In response to the letter from Amy Gustin, "Must be the Masks" (Mailbox, Jan. 20), we must make comparisons that are more accurate. On Dec. 3, 2021, a study called Norway versus Sweden: A case study in COVID-19 came out by Biljana Stangeland PhD. The key information will be addressed.
The response to COVID in Norway, as well as other Scandinavian countries, was to implement lockdowns and restrictions. Sweden chose to be much less restrictive and continued life as normal. There were 1.16 million documented COVID-19 cases in Sweden, with 14,900 people who lost their lives to the disease. In Norway, during the same period, there were 193,000 cases and 871 deaths. Adjusting to population size, the number of cases was five times higher in Sweden, and the number of deaths was 12 times higher in Sweden than in Norway. In 92 weeks, Sweden fared the worst when compared with all of the Scandinavian countries. I wonder what percentage of Swedes would have gladly worn a piece of cloth over their face, if they knew it may have prevented a friend or family member from being hospitalized or buried?
At the present time, 82 percent of all Swedes are vaccinated with two doses or more.
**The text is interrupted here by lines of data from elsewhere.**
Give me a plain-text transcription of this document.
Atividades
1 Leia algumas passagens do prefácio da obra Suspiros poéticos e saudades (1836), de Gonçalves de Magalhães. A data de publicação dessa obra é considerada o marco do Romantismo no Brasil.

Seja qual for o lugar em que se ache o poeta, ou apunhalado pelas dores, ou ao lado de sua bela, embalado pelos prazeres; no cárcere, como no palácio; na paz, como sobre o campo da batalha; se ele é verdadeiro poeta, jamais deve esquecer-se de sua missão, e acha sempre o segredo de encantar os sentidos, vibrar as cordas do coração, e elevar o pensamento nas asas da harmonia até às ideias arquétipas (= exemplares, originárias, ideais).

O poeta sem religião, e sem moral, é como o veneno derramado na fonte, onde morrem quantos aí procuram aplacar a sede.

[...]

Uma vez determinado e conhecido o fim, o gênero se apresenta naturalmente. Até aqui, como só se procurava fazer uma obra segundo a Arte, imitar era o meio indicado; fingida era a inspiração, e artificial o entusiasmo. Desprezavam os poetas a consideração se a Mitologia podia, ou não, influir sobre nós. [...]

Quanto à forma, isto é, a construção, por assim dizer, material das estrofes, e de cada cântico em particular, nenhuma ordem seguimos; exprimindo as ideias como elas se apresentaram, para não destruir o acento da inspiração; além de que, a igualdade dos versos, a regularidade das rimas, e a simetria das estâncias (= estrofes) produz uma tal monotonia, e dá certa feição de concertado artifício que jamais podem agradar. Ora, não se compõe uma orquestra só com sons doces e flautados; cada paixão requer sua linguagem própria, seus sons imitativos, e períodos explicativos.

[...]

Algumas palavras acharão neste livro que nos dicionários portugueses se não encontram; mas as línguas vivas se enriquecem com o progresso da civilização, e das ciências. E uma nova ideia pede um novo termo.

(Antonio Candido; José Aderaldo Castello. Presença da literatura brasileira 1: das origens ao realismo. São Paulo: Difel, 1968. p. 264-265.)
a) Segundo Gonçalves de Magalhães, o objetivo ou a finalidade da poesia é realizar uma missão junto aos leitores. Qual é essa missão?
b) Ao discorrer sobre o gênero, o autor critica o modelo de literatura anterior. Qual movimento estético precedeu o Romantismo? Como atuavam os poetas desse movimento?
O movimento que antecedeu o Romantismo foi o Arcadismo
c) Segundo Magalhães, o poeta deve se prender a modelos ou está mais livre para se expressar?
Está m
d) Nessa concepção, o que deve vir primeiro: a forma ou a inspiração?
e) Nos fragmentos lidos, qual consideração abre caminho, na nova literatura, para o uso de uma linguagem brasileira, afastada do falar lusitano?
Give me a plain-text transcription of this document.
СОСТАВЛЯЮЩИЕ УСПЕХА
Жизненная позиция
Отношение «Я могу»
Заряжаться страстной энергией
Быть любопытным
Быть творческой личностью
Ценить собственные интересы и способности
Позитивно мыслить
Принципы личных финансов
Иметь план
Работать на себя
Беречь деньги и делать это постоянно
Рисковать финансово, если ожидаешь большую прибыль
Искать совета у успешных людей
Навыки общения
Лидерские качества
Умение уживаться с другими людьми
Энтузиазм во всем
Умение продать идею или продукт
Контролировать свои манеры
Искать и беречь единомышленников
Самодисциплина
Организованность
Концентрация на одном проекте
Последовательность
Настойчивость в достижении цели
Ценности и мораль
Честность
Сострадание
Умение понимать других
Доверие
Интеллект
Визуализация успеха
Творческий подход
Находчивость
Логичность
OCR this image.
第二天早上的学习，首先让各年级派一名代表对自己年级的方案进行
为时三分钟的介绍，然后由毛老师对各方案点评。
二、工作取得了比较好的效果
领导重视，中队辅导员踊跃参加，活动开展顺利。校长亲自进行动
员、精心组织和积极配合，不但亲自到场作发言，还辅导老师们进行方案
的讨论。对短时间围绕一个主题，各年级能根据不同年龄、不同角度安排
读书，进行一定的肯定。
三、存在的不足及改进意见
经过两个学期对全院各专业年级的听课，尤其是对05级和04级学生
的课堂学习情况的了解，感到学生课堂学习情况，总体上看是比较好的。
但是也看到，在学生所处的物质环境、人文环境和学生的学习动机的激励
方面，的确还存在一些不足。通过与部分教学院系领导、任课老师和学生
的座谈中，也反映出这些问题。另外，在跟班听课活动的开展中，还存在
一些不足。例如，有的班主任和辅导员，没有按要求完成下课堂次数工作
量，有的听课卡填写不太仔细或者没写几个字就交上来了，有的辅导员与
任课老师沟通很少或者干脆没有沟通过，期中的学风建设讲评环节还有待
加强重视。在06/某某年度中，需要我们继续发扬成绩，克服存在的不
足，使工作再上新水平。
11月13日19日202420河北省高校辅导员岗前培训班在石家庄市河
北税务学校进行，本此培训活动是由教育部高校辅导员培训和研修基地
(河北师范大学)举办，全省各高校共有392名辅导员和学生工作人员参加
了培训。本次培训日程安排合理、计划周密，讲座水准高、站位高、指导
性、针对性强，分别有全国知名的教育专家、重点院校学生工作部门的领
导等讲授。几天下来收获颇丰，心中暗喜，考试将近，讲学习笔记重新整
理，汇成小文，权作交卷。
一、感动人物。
Norway has an 88-percent rate. In the United States, 63 percent of Americans are fully vaccinated (causing a higher death rate?). On Jan. 12, 2022, Sweden introduced the implementation of much stricter infection control measures, including the wearing of masks in public places. Is this in response to the data?
As for the economy, Denmark, Norway and Sweden have all fared better than they were before the pandemic on every measure. America has also performed reasonably well. This information is from The Economist's Jan 1, 2022, edition. Denmark ranked first, Sweden third, Norway fourth and the United States ninth out of 23 rich countries. Let's look at all the information before dispensing an opinion that masks and restrictions have been more harmful than helpful. That may not be the case.
Teresa Baginski, Eureka
I found it amusing, well more like irritating, that Gustin ("Must be the Masks," Mailbox, Jan. 20) chose the mask issue as her takeaway from her three months in Sweden. I lived in Scandinavia for six years and have friends in Stockholm, a town where I've spent considerable time over four decades. So what might be more significant to learn from time in Sweden?
To name a few — they believe in government and follow guidelines, they believe in the collective good and will act on behalf of what is best for everyone and they have universal health coverage, in other words, an excellent health care system to weather the numbers of people hospitalized or in need of medical care. None of these conditions exist here that might impact how we address COVID.
Stockholm center has cameras to record the license plates of every car that enters the downtown. If anyone driving in does not have a permit to do so, they are fined. This is to assure that anyone using a car has a purpose to be there and need of using their car. This policy reinforces using public transportation, which everyone does in Sweden. It comes back to their belief in doing what is best for the collective, in this case for the environment and health of a city. This would never fly here. It would be resisted by the proponents of so-called "freedom." Well, in Scandinavia there is real freedom because people are secure in knowing that their cultural and political representatives actually care about everyone's well-being.
I suggest Gustin read Jennifer Fumiko Cahill's editorial in this issue ("Fighting for Everyone", Jan. 20) where the very values in Scandinavia are reflected. These are the meaningful observations to learn about Sweden and to advocate for here. One more thing, voting happens in libraries, schools, etc. all over the country there and goes on days, making it easily accessible.
Pamela Ann Brown, Arcata
Amy Gustin's Jan. 20 letter gives a superficial and incomplete analysis of COVID and wearing masks. She notes that Sweden did not have a mask mandate when she was there last year and that its rate of deaths from COVID was less than in the U.S. Part of the social contract in Sweden is free universal health care, which gives rise to a much healthier population. Health conditions that increase the risk of death from COVID are much higher in the U.S. Our level of obesity is three times higher, while chronic lung and kidney disease and diabetes are more than twice as high here as in Sweden. Heart disease rates here are also significantly higher. Amy fails to take this into consideration.
In Sweden, nearly 80 percent of the population aged 16 and older are fully vaccinated. The most vulnerable population is at about 95 percent. In the U.S., 64 percent are fully vaccinated, and only about 50 percent of the most vulnerable are vaccinated. If our country had the level of social cohesion she observed in Sweden, we would see a higher rate of vaccination and fewer COVID-related deaths.
Today, Sweden's level of COVID risk is very high and the CDC advises against traveling there. Sweden is now rethinking its position on masks. In Norway, masks are mandatory when you travel by public transport, or taxi, in shops, shopping centers and indoor areas. Sweden's COVID death rate is 10 times higher than Norway, where they wear masks. Do you think there might be some correlation?
The contrast between Sweden and Humboldt is stark and bleak, as Amy observes. While Swedes follow the best medical advice and get vaccinated, too many here refuse vaccines, thinking they know more than medical experts. And yes, Amy, many of us are getting sick and tired of it.